Warning to public buyers amid bid rigging inquiry

1 November 2021

Australia’s competition watchdog has reminded public sector agencies to ensure bidders for public contracts do not discuss bids with each other as it investigates possible collusion in a recent government tender.

The Australian Competition and Consumer Commission (ACCC) said it was concerned some public servants and businesses may underestimate the risk of potentially breaching cartel laws during procurement processes.

The ACCC said it had recently investigated a case where “departmental processes contemplated cooperation by competing businesses on government tenders”. It declined to give more information on the case.

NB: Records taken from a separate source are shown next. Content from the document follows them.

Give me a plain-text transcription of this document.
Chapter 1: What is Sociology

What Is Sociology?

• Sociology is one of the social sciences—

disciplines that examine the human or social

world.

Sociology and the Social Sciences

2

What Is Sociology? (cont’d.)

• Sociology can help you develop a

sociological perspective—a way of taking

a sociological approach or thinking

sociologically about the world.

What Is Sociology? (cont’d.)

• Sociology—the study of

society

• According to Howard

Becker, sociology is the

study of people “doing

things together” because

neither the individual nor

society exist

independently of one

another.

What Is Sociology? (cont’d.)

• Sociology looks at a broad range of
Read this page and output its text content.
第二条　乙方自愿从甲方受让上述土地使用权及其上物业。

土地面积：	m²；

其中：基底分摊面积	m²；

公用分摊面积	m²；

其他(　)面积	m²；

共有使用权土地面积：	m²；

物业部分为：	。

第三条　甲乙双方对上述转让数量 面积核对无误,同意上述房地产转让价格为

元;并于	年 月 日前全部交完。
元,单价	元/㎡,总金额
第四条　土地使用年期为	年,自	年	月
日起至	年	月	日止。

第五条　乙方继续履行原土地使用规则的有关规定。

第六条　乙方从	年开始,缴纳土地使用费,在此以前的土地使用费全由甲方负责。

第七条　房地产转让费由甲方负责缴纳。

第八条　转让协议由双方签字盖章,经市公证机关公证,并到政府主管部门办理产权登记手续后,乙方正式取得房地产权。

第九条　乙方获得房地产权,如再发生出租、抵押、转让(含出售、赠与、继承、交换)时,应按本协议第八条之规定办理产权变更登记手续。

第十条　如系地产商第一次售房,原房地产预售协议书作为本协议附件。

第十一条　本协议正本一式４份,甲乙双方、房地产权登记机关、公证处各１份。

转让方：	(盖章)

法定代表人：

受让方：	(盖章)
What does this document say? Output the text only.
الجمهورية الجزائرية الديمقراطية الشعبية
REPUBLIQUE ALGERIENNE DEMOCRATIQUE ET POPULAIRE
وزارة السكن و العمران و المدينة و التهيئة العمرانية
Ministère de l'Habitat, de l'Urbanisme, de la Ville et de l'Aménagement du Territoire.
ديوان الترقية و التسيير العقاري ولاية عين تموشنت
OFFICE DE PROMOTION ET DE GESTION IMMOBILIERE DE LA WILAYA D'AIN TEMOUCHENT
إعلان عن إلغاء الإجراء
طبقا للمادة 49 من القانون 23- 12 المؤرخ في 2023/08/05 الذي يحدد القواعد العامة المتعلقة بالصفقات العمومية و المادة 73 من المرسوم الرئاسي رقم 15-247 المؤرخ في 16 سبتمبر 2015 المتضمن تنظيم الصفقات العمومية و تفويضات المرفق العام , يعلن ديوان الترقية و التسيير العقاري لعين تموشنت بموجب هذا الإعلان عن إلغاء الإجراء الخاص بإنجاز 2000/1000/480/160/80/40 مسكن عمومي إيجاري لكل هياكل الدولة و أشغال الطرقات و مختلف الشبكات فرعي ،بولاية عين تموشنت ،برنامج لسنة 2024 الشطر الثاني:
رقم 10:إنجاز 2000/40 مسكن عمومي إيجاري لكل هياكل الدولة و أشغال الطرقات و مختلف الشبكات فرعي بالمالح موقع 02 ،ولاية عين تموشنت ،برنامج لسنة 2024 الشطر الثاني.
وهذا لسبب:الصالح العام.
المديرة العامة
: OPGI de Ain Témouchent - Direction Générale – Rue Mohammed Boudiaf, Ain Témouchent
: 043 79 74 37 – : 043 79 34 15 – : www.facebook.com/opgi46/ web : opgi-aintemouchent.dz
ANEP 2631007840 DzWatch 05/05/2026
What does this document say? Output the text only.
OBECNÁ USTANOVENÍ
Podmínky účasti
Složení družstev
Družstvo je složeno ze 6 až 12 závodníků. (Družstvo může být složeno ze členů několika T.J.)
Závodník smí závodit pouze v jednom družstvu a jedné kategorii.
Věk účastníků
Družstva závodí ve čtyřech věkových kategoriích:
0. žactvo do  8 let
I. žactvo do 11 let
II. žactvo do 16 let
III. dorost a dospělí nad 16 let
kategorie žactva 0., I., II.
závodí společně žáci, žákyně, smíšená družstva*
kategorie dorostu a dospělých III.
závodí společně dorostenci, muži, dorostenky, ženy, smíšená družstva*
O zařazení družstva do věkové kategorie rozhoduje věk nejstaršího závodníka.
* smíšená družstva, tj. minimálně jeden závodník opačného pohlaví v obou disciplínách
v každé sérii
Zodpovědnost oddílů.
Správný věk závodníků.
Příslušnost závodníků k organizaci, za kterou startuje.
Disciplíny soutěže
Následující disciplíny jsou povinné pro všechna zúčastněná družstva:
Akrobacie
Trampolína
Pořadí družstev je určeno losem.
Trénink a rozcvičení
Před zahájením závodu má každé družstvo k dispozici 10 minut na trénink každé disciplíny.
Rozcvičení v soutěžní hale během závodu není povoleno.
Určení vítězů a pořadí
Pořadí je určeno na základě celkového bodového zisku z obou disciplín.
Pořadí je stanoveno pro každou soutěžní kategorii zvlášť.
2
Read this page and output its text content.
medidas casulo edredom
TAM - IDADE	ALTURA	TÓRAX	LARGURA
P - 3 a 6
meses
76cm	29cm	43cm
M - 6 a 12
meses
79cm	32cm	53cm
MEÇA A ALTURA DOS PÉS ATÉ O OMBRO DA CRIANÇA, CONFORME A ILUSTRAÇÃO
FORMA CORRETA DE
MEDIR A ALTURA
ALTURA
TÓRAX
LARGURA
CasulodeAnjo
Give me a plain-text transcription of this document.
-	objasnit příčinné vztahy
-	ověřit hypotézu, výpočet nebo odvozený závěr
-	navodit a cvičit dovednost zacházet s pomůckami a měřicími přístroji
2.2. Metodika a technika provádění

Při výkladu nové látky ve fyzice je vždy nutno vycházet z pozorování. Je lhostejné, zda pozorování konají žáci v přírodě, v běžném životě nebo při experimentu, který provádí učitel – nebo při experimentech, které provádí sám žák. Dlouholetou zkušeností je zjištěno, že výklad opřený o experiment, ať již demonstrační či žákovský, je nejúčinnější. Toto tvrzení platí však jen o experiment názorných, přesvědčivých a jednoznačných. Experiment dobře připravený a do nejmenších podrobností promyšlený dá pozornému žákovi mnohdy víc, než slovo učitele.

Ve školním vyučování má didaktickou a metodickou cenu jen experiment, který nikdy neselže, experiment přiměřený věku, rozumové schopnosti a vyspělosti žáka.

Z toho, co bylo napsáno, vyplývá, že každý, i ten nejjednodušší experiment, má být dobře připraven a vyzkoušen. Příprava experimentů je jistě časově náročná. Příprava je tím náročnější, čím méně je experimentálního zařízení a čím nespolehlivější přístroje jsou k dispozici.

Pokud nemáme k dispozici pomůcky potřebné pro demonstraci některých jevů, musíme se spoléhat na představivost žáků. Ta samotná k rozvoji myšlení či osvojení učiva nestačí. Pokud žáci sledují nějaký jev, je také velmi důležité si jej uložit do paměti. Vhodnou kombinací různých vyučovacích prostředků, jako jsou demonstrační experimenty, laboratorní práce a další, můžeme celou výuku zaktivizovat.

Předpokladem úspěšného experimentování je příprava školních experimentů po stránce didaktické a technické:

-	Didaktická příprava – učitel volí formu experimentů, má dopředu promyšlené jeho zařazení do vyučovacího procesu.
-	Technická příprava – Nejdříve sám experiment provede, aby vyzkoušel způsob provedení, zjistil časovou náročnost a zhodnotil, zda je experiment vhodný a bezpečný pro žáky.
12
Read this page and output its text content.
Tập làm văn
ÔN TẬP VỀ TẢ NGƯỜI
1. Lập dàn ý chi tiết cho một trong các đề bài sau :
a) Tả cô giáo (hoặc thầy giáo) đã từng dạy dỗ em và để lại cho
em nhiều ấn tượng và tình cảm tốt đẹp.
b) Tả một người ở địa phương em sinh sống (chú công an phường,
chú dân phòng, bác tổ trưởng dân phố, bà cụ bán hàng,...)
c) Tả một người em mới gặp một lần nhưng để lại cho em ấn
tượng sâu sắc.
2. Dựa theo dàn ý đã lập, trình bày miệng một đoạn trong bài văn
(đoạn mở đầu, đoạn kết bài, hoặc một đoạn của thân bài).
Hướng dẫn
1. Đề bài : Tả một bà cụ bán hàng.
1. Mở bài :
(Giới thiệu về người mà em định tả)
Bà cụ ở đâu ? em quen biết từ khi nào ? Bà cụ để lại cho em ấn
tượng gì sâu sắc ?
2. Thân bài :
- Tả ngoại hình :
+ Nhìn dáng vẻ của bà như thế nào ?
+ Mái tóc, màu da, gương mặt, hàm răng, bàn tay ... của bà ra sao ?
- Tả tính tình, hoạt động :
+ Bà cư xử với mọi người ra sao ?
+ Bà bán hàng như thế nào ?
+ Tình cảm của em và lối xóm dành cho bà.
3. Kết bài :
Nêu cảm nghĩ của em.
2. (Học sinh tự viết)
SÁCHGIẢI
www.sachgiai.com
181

ACCC chair Rod Sims said: “Encouraging businesses to discuss their bids with each other, or to make agreements about who will bid for a particular tender, is likely to amount to cartel conduct which is against the law.

“Cartel activities may start with a small encouragement or an innocent remark, but this can create an environment that enables, condones or facilitates collusive conduct between competing firms.” 

Sims said public sector employees should be aware that cartel conduct by businesses tendering for a public contract was just as illegal as similar behaviour in a private sector contract.

The watchdog encouraged public sector procurement professionals to familiarise themselves with an ACCC guide on cartel deterrence and detection.

“It is also important for prospective bidders to be aware of their obligations and comply with the law,” Sims said.

“We encourage public sector procurement professionals to proactively review their procurement processes and identify and remedy any potentially anti-competitive elements in any procurement procedures, policies or guidelines.”

Australia’s federal government issued 81,174 contracts worth A$53.9bn in 2019-20.

The ACCC said in an unrelated matter, it has launched legal action against Canberra-based building management system company Delta Building Automation.

The watchdog is taking the company to court, alleging it attempted to rig bids for a tender conducted by the National Gallery of Australia.